In 1998 just a few months into our marriage, Rich Suhey did not survive a heart attack.  Those were the doctor's words - "he did not survive".

I've lost grandparents, my daddy, and a great-niece.  Recently I lost a dear aunt.

I've walked through the death of someone close with many friends and loved ones.

In a few words, "I've had my share of grief".

Timing is everything and this week I have been reading Traveling Light by Max Lucado.  He has used the 23rd Psalm as his platform and written some very helpful words.  At least very helpful to me.

In the book, Lucado tells about a young couple in Brazil who were so excited to be expecting their first child.  When that baby died "In utero" the young mother's had these words:  "It's more than that a baby died. A dream died".

When Rich died, I said again and again that I was not angry with God - just disappointed.  Finally, I realized that disappointment is a form of anger.  I didn't get what I wanted - a lifetime of sharing joys and happiness as well as the difficulties that life brings.  I lost my partner.  My dream died.  That was 21 years ago, even now sometimes . . .

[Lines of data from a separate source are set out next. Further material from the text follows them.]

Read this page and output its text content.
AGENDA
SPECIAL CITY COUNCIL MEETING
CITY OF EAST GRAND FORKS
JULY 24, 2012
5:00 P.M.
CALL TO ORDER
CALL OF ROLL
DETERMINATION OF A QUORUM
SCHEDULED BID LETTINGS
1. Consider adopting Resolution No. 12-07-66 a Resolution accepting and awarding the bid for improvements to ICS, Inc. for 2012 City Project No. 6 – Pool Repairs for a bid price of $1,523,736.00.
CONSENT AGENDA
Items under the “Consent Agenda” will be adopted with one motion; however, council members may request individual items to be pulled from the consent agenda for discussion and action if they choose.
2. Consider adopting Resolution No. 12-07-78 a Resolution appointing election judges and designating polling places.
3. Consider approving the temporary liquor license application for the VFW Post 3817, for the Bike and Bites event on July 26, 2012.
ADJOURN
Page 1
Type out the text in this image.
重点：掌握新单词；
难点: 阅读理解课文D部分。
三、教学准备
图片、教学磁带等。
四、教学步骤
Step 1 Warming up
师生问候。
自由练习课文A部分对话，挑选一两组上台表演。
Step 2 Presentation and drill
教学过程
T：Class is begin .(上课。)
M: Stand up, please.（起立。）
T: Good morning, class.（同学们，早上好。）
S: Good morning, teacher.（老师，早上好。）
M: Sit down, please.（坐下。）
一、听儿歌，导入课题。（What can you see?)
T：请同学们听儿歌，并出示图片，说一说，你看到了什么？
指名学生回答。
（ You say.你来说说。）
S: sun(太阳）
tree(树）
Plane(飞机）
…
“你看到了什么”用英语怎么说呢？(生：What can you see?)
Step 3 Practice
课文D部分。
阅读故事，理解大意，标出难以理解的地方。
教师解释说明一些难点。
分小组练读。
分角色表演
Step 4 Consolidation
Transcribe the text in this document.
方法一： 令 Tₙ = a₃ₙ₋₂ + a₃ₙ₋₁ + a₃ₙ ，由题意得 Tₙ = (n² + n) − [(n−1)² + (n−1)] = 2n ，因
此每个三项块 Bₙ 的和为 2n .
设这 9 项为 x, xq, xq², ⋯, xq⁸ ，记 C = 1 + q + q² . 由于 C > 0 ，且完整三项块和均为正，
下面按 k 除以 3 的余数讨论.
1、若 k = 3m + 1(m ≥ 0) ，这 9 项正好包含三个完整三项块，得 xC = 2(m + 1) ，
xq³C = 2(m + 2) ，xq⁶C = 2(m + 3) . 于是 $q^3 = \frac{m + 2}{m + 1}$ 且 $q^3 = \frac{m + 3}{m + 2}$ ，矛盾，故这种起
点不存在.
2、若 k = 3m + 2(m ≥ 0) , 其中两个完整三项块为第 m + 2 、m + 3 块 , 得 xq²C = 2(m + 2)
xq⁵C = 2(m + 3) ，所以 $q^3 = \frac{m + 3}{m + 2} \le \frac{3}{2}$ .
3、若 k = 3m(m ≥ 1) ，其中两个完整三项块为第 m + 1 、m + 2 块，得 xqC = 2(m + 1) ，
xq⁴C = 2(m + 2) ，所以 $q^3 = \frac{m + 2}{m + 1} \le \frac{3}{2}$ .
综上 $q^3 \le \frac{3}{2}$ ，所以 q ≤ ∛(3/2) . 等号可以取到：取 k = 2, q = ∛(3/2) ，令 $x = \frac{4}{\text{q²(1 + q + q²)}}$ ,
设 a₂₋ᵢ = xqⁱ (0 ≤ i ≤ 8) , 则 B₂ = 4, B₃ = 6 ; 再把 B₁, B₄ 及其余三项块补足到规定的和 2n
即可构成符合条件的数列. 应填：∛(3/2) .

However, the faith that has been instilled in me from my childhood has stayed strong in my heart.  I believe that God is good.  We don't understand His actions - we can, however, "TRUST HIS HEART" I believe He allows only what is good for me in my life.  I also believe He wants me to take my grief and let the love I feel for others show.

So I have addressed three Sympathy cards...I cannot really feel their pain.  I can, however, be truly "sorry for their loss".

PS Traveling Light by Max Lucado is a great read - no matter where you are in life!